O sol espreguiçando, esticando se entre as árvores do parque que de forma milagrosa resistia bem no centro da cidade. Ouvia-se buzinas de gente atrasada ,em suas carruagens de ferro, diversas cores e tamanhos, algumas sofisticadas, outras nem tanto, que escorriam pela avenida como se fora um rio caudaloso.

Ainda inebriada, deitada no banco do parque , olhos preguiçosos e inchados , doia-lhes a realidade bem mais que a luz do sol. Como que anestesiada , a mulher de corpo franzino,pele ressecada, por breves instantes desviava seu olhar para os pés ensebados a procura dos chinelos. Um breve alívio soprou-lhe mínimo refrigério ao ver os chinelos encardidos caídos logo ali. Voltou seu olhar tergiversando a realidade dolorida que se lhe apresentava.
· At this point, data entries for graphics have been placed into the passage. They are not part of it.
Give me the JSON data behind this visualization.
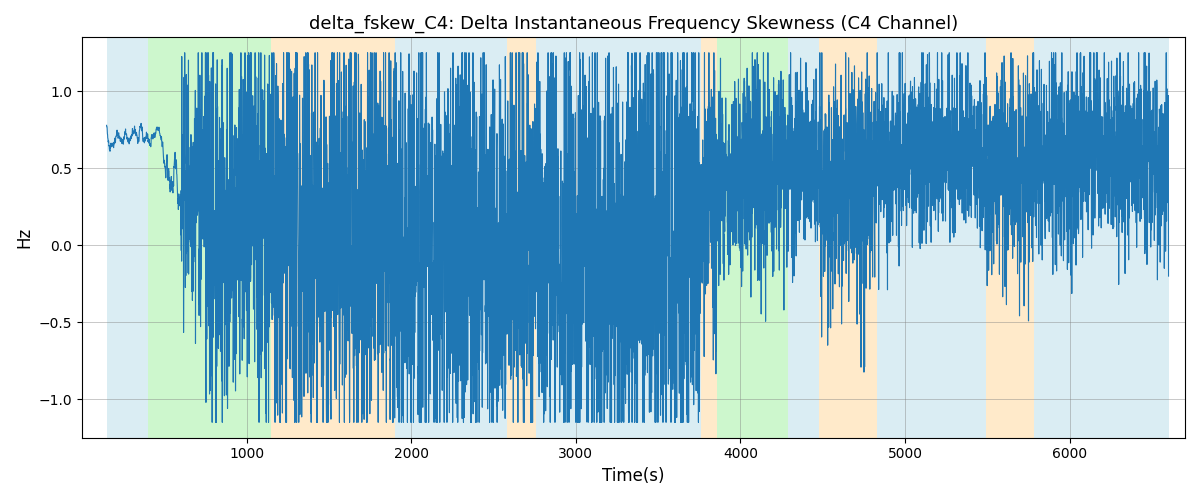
{
  "title": "delta_fskew_C4: Delta Instantaneous Frequency Skewness (C4 Channel)",
  "xlabel": "Time(s)",
  "ylabel": "Hz",
  "xlim": [
    0,
    6700
  ],
  "ylim": [
    -1.25,
    1.35
  ],
  "line_color": "#1f77b4",
  "line_width": 0.8,
  "grid": true,
  "background_regions": [
    {
      "xmin": 150,
      "xmax": 400,
      "color": "#add8e6",
      "alpha": 0.45
    },
    {
      "xmin": 400,
      "xmax": 1150,
      "color": "#90ee90",
      "alpha": 0.45
    },
    {
      "xmin": 1150,
      "xmax": 1900,
      "color": "#ffd9a0",
      "alpha": 0.55
    },
    {
      "xmin": 1900,
      "xmax": 2580,
      "color": "#add8e6",
      "alpha": 0.45
    },
    {
      "xmin": 2580,
      "xmax": 2760,
      "color": "#ffd9a0",
      "alpha": 0.55
    },
    {
      "xmin": 2760,
      "xmax": 3760,
      "color": "#add8e6",
      "alpha": 0.45
    },
    {
      "xmin": 3760,
      "xmax": 3860,
      "color": "#ffd9a0",
      "alpha": 0.55
    },
    {
      "xmin": 3860,
      "xmax": 4290,
      "color": "#90ee90",
      "alpha": 0.45
    },
    {
      "xmin": 4290,
      "xmax": 4480,
      "color": "#add8e6",
      "alpha": 0.45
    },
    {
      "xmin": 4480,
      "xmax": 4830,
      "color": "#ffd9a0",
      "alpha": 0.55
    },
    {
      "xmin": 4830,
      "xmax": 5490,
      "color": "#add8e6",
      "alpha": 0.45
    },
    {
      "xmin": 5490,
      "xmax": 5780,
      "color": "#ffd9a0",
      "alpha": 0.55
    },
    {
      "xmin": 5780,
      "xmax": 6600,
      "color": "#add8e6",
      "alpha": 0.45
    }
  ],
  "seed": 42,
  "x_start": 150,
  "x_end": 6600,
  "figsize": [
    12.0,
    5.0
  ],
  "dpi": 100
}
Descobriu que a fome e sede também traziam filosofia e começou um simples questionário a si mesma. O que eu fiz comigo? Será que sou só isso? Minhas escolhas e preferências temporais me arrastaram e me jogaram aqui. Como fui tola ao trocar o importante pelo urgente! Ah, mas agora não adianta lamentar, eu posso até cair,mas não vou mais ficar no chão. Meu nome é Lourdes Boldergai .
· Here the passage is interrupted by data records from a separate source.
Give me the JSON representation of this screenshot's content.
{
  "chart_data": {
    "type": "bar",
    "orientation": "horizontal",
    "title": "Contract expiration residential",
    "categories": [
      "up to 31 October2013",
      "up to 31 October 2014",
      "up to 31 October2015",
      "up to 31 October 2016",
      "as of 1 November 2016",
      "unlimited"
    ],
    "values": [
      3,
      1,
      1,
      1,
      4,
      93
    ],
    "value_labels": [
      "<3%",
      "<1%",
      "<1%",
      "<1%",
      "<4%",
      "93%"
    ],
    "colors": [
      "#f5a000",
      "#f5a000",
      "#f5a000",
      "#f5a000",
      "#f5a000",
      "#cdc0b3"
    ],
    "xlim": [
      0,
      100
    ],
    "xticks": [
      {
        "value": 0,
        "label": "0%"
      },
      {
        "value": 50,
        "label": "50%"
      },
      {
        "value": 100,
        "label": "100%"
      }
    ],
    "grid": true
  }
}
Eu, que de longe assistia, imaginei que era isto que ela estava resmungando,falando sozinha, mas cambaleante se levantou, arrastou seu corpo sujo e cansado que já conhecia o caminho até a porta da padaria para esmolar. Conseguiu uns trocados e comprou bebida. Triste, parti para meu compromisso, mas ao voltar a tardezinha,já anoitecendo vi ambulâncias , luzes piscando e um lençol sobre um corpo estirado no asfalto, reconheci pelos pés ensebados e chinelos encantados a Lourdes Boldergai que na verdade o nome,ninguém sabia, mas eu lhe dei um.